Preparing for laboratory tests
A referral is always needed for laboratory tests. Some laboratory tests require preparation. This page contains general instructions about preparing for laboratory tests, collecting samples at home, and getting your results.
The professional who referred you to the laboratory test will give you further information about the test and any preparation needed.
Collecting samples at home
Some samples can be collected at home. The FSHS laboratory in your study town will give you instructions and sample containers. You should bring any samples collected at home to the laboratory within its opening hours.
STD remote testing can also be done at home.
Laboratory test results
The professional who referred you to the laboratory test will tell you how you’ll get the results. If you are unsure, please contact your FSHS service unit.
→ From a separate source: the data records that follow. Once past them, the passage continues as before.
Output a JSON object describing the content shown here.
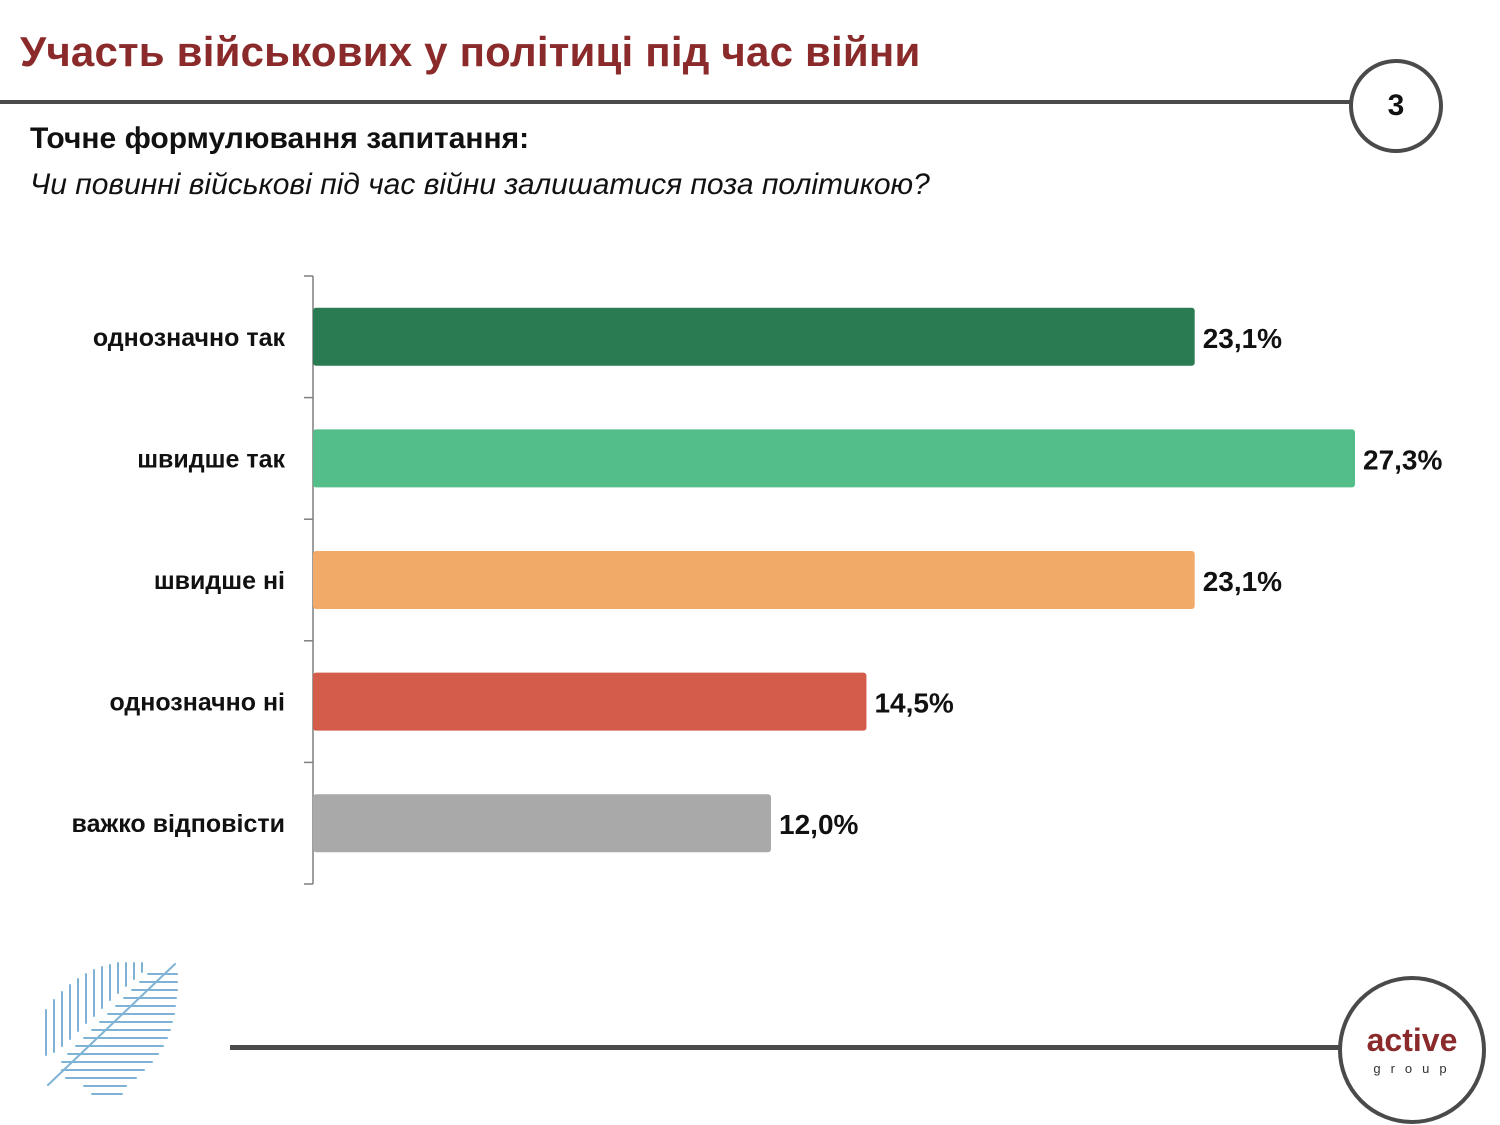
{
  "header": {
    "title": "Участь військових у політиці під час війни",
    "page_number": "3"
  },
  "question": {
    "heading": "Точне формулювання запитання:",
    "text": "Чи повинні військові під час війни залишатися поза політикою?"
  },
  "logo": {
    "main": "active",
    "sub": "group"
  },
  "colors": {
    "title": "#8b2a2a",
    "rule": "#4a4a4a",
    "leaf": "#7fb3d5"
  },
  "chart_data": {
    "type": "bar",
    "orientation": "horizontal",
    "categories": [
      "однозначно так",
      "швидше так",
      "швидше ні",
      "однозначно ні",
      "важко відповісти"
    ],
    "values": [
      23.1,
      27.3,
      23.1,
      14.5,
      12.0
    ],
    "value_labels": [
      "23,1%",
      "27,3%",
      "23,1%",
      "14,5%",
      "12,0%"
    ],
    "colors": [
      "#2a7a52",
      "#53be89",
      "#f2aa68",
      "#d45c4a",
      "#a9a9a9"
    ],
    "unit": "%",
    "grid": false,
    "legend": "none"
  }
}
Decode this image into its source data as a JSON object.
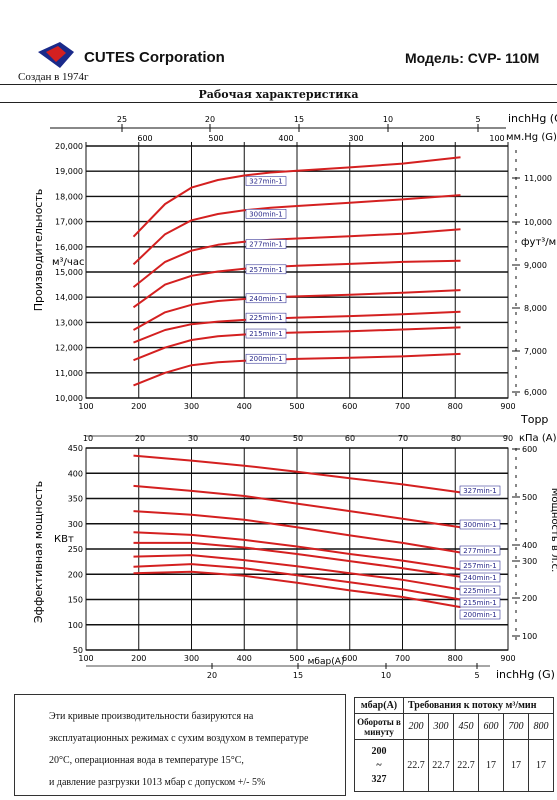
{
  "header": {
    "company": "CUTES Corporation",
    "founded": "Создан в 1974г",
    "model": "Модель: CVP- 110M",
    "title": "Рабочая характеристика"
  },
  "colors": {
    "curve": "#d42020",
    "grid": "#111111",
    "label_border": "#3a3a9a",
    "label_text": "#2a2a8a",
    "logo_red": "#d42020",
    "logo_blue": "#1a2a8a"
  },
  "top_axes": {
    "inhg_label": "inchHg (G)",
    "inhg_ticks": [
      "25",
      "20",
      "15",
      "10",
      "5"
    ],
    "mmhg_label": "мм.Hg (G)",
    "mmhg_ticks": [
      "600",
      "500",
      "400",
      "300",
      "200",
      "100"
    ]
  },
  "capacity_chart": {
    "ylabel": "Производительность",
    "yunit": "м³/час",
    "right_label": "фут³/мин",
    "right_ticks": [
      "11,000",
      "10,000",
      "9,000",
      "8,000",
      "7,000",
      "6,000"
    ],
    "xunit": "Торр"
  },
  "power_chart": {
    "ylabel": "Эффективная мощность",
    "yunit": "КВт",
    "right_label": "Мощность в л.с.",
    "right_ticks": [
      "600",
      "500",
      "400",
      "300",
      "200",
      "100"
    ],
    "kpa_label": "кПа (A)",
    "kpa_ticks": [
      "10",
      "20",
      "30",
      "40",
      "50",
      "60",
      "70",
      "80",
      "90"
    ],
    "xunit": "мбар(A)",
    "bottom_inhg_label": "inchHg (G)",
    "bottom_inhg_ticks": [
      "20",
      "15",
      "10",
      "5"
    ]
  },
  "chart_data": [
    {
      "type": "line",
      "title": "Рабочая характеристика",
      "ylabel": "Производительность м³/час",
      "xlabel": "Торр",
      "xlim": [
        100,
        900
      ],
      "ylim": [
        10000,
        20000
      ],
      "x_ticks": [
        100,
        200,
        300,
        400,
        500,
        600,
        700,
        800,
        900
      ],
      "y_ticks": [
        10000,
        11000,
        12000,
        13000,
        14000,
        15000,
        16000,
        17000,
        18000,
        19000,
        20000
      ],
      "y_tick_labels": [
        "10,000",
        "11,000",
        "12,000",
        "13,000",
        "14,000",
        "15,000",
        "16,000",
        "17,000",
        "18,000",
        "19,000",
        "20,000"
      ],
      "x": [
        190,
        250,
        300,
        350,
        400,
        450,
        500,
        600,
        700,
        810
      ],
      "series": [
        {
          "name": "327min-1",
          "values": [
            16400,
            17700,
            18350,
            18650,
            18830,
            18950,
            19020,
            19150,
            19300,
            19550
          ]
        },
        {
          "name": "300min-1",
          "values": [
            15300,
            16500,
            17050,
            17300,
            17450,
            17550,
            17620,
            17750,
            17880,
            18050
          ]
        },
        {
          "name": "277min-1",
          "values": [
            14400,
            15400,
            15850,
            16080,
            16200,
            16280,
            16330,
            16420,
            16520,
            16700
          ]
        },
        {
          "name": "257min-1",
          "values": [
            13600,
            14500,
            14850,
            15020,
            15130,
            15200,
            15250,
            15320,
            15400,
            15450
          ]
        },
        {
          "name": "240min-1",
          "values": [
            12700,
            13400,
            13700,
            13850,
            13930,
            14000,
            14030,
            14100,
            14180,
            14280
          ]
        },
        {
          "name": "225min-1",
          "values": [
            12200,
            12700,
            12930,
            13030,
            13100,
            13150,
            13190,
            13250,
            13320,
            13420
          ]
        },
        {
          "name": "215min-1",
          "values": [
            11500,
            12000,
            12300,
            12450,
            12520,
            12570,
            12600,
            12650,
            12720,
            12800
          ]
        },
        {
          "name": "200min-1",
          "values": [
            10500,
            11000,
            11300,
            11420,
            11480,
            11520,
            11550,
            11600,
            11650,
            11750
          ]
        }
      ]
    },
    {
      "type": "line",
      "ylabel": "Эффективная мощность КВт",
      "xlabel": "мбар(A)",
      "xlim": [
        100,
        900
      ],
      "ylim": [
        50,
        450
      ],
      "x_ticks": [
        100,
        200,
        300,
        400,
        500,
        600,
        700,
        800,
        900
      ],
      "y_ticks": [
        50,
        100,
        150,
        200,
        250,
        300,
        350,
        400,
        450
      ],
      "x": [
        190,
        300,
        400,
        500,
        600,
        700,
        810
      ],
      "series": [
        {
          "name": "327min-1",
          "values": [
            435,
            425,
            415,
            403,
            390,
            378,
            362
          ]
        },
        {
          "name": "300min-1",
          "values": [
            375,
            365,
            355,
            340,
            325,
            310,
            293
          ]
        },
        {
          "name": "277min-1",
          "values": [
            325,
            318,
            308,
            293,
            277,
            262,
            243
          ]
        },
        {
          "name": "257min-1",
          "values": [
            283,
            278,
            268,
            255,
            240,
            227,
            210
          ]
        },
        {
          "name": "240min-1",
          "values": [
            262,
            262,
            253,
            240,
            226,
            212,
            195
          ]
        },
        {
          "name": "225min-1",
          "values": [
            235,
            238,
            228,
            216,
            202,
            189,
            170
          ]
        },
        {
          "name": "215min-1",
          "values": [
            215,
            220,
            212,
            198,
            184,
            170,
            150
          ]
        },
        {
          "name": "200min-1",
          "values": [
            202,
            205,
            197,
            183,
            168,
            155,
            135
          ]
        }
      ]
    }
  ],
  "note": {
    "lines": [
      "Эти кривые производительности базируются на",
      "эксплуатационных режимах с сухим воздухом в температуре",
      "20°С, операционная вода в температуре 15°С,",
      "и давление разгрузки 1013 мбар с допуском +/- 5%"
    ]
  },
  "requirements": {
    "col_header": "мбар(A)",
    "title": "Требования к потоку м³/мин",
    "row_header": "Обороты в минуту",
    "pressures": [
      "200",
      "300",
      "450",
      "600",
      "700",
      "800"
    ],
    "rpm_range": [
      "200",
      "~",
      "327"
    ],
    "values": [
      "22.7",
      "22.7",
      "22.7",
      "17",
      "17",
      "17"
    ]
  }
}
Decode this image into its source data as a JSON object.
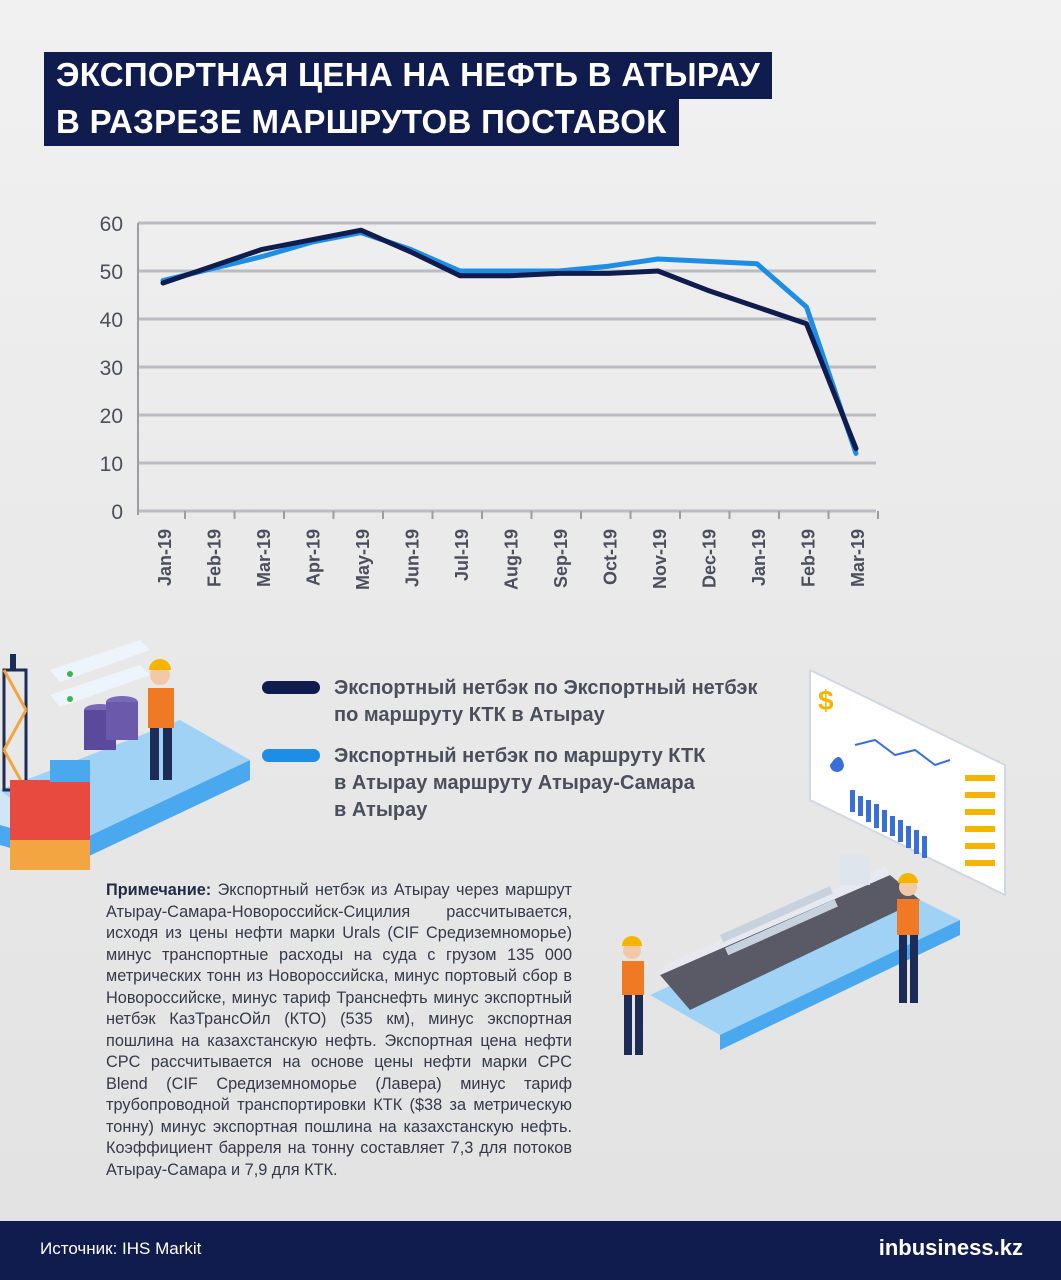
{
  "header": {
    "title_line1": "ЭКСПОРТНАЯ ЦЕНА НА НЕФТЬ В АТЫРАУ",
    "title_line2": "В РАЗРЕЗЕ МАРШРУТОВ ПОСТАВОК"
  },
  "chart_data": {
    "type": "line",
    "categories": [
      "Jan-19",
      "Feb-19",
      "Mar-19",
      "Apr-19",
      "May-19",
      "Jun-19",
      "Jul-19",
      "Aug-19",
      "Sep-19",
      "Oct-19",
      "Nov-19",
      "Dec-19",
      "Jan-19",
      "Feb-19",
      "Mar-19"
    ],
    "yticks": [
      "0",
      "10",
      "20",
      "30",
      "40",
      "50",
      "60"
    ],
    "ylim": [
      0,
      60
    ],
    "grid": true,
    "series": [
      {
        "name": "Экспортный нетбэк по Экспортный нетбэк по маршруту КТК в Атырау",
        "color": "#0f1c4d",
        "values": [
          47.5,
          51,
          54.5,
          56.5,
          58.5,
          54,
          49,
          49,
          49.5,
          49.5,
          50,
          46,
          42.5,
          39,
          13
        ]
      },
      {
        "name": "Экспортный нетбэк по маршруту КТК в Атырау маршруту Атырау-Самара в Атырау",
        "color": "#1e8de6",
        "values": [
          48,
          50.5,
          53,
          56,
          58,
          54.5,
          50,
          50,
          50,
          51,
          52.5,
          52,
          51.5,
          42.5,
          12
        ]
      }
    ]
  },
  "legend": {
    "item1_line1": "Экспортный нетбэк по Экспортный нетбэк",
    "item1_line2": "по маршруту КТК в Атырау",
    "item2_line1": "Экспортный нетбэк по маршруту КТК",
    "item2_line2": "в Атырау маршруту Атырау-Самара",
    "item2_line3": "в Атырау",
    "color1": "#0f1c4d",
    "color2": "#1e8de6"
  },
  "note": {
    "label": "Примечание:",
    "text": " Экспортный нетбэк из Атырау через маршрут Атырау-Самара-Новороссийск-Сицилия рассчитывается, исходя из цены нефти марки Urals (CIF Средиземноморье) минус транспортные расходы на суда с грузом 135 000 метрических тонн из Новороссийска, минус портовый сбор в Новороссийске, минус тариф Транснефть минус экспортный нетбэк КазТрансОйл (КТО) (535 км), минус экспортная пошлина на казахстанскую нефть. Экспортная цена нефти CPC рассчитывается на основе цены нефти марки CPC Blend (CIF Средиземноморье (Лавера) минус тариф трубопроводной транспортировки КТК ($38 за метрическую тонну) минус экспортная пошлина на казахстанскую нефть. Коэффициент барреля на тонну составляет 7,3 для потоков Атырау-Самара и 7,9 для КТК."
  },
  "footer": {
    "source": "Источник: IHS Markit",
    "brand": "inbusiness.kz"
  },
  "icons": [
    "oil-platform-icon",
    "worker-icon",
    "oil-barrel-icon",
    "dashboard-icon",
    "dollar-icon",
    "oil-drop-icon",
    "tanker-ship-icon"
  ]
}
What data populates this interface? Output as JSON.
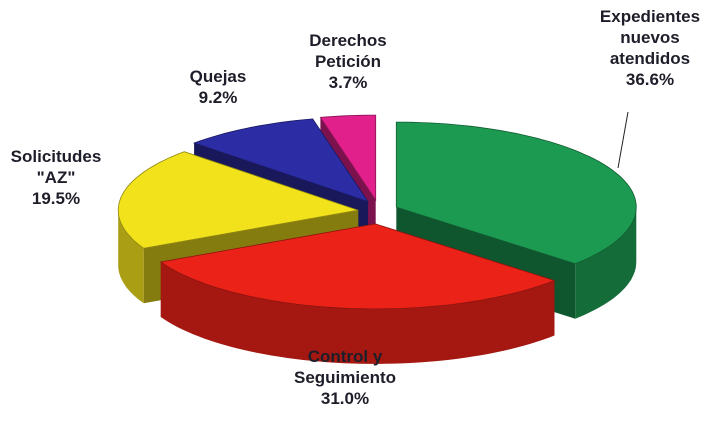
{
  "chart_data": {
    "type": "pie3d",
    "categories": [
      "Expedientes nuevos atendidos",
      "Control y Seguimiento",
      "Solicitudes \"AZ\"",
      "Quejas",
      "Derechos Petición"
    ],
    "values": [
      36.6,
      31.0,
      19.5,
      9.2,
      3.7
    ],
    "value_labels": [
      "36.6%",
      "31.0%",
      "19.5%",
      "9.2%",
      "3.7%"
    ],
    "colors": [
      "#1c9a52",
      "#ea2218",
      "#f2e21c",
      "#2c2ca4",
      "#e2208c"
    ]
  }
}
The test results will also be visible in Self after the professional who referred you has seen them.
Some laboratory examinations and common practices related to them
Several factors prior to sampling affect the results of laboratory examinations. To ensure the reliability of the examination results, you must follow the instructions given by the person referring you for the examination. They will also provide you with additional information about the examination.
The day before blood sampling:
- You can eat normally.
- Avoid alcohol.
The morning of the day of sampling:
- Avoid smoking, coffee, tea and heavy exercise.
- If possible, sit for 15 minutes prior to sampling.
Examinations requiring fasting
- The letter f in front of the type of examination refers to a fasting sample, e.g. fP-Gluk, fS-Folaat.
- Do not eat for 10 to 12 hours prior to sampling. You may drink some water.
Blood samples taken to assess medicine concentrations:
- Take the medication only after blood sampling, unless your doctor instructs otherwise.
- Similarly, do not take thyroxine before thyroid hormone assays.
- The letter U in front of the type of examination refers to a urine sample, e.g. U-KemSeul.
- Urine samples are usually provided in the laboratory. If you provide a sample at home, you must use a sample container or vacuum sample tube you receive from the laboratory or a treatment unit.
- The best sample for basic urine testing is the first urine in the morning or, if later, from urine that has stayed in the bladder for at least 3 to 4 hours. Avoid excessive intake of liquid before providing the sample.
- An initial stream urine sample is taken when it is necessary to examine the accumulated cells in the urine, for instance when testing for chlamydia and gonorrhoea. You should not urinate for at least two hours prior to providing an initial stream urine sample. You should not provide a sample while menstruating or if you have an acute urinary tract infection.
Vaginal discharge samples
- Do not douche before providing a sample.
- You should not provide a sample while menstruating or while you have excessive, blood-streaked discharge.
- You should not provide a sample while taking vaginal medication or antibiotics. Please do not provide a sample any earlier than a week after discontinuing medication.
- Do not use a tampon in the morning of the day you provide a sample.
Gynaecological cervical smear (Pap smear)
- You should not provide a sample while menstruating. Please do not provide a sample any earlier than five days after the last menstruation day.
- You should not provide a sample while taking vaginal medication. We recommend you wait until you have had a period before providing a sample.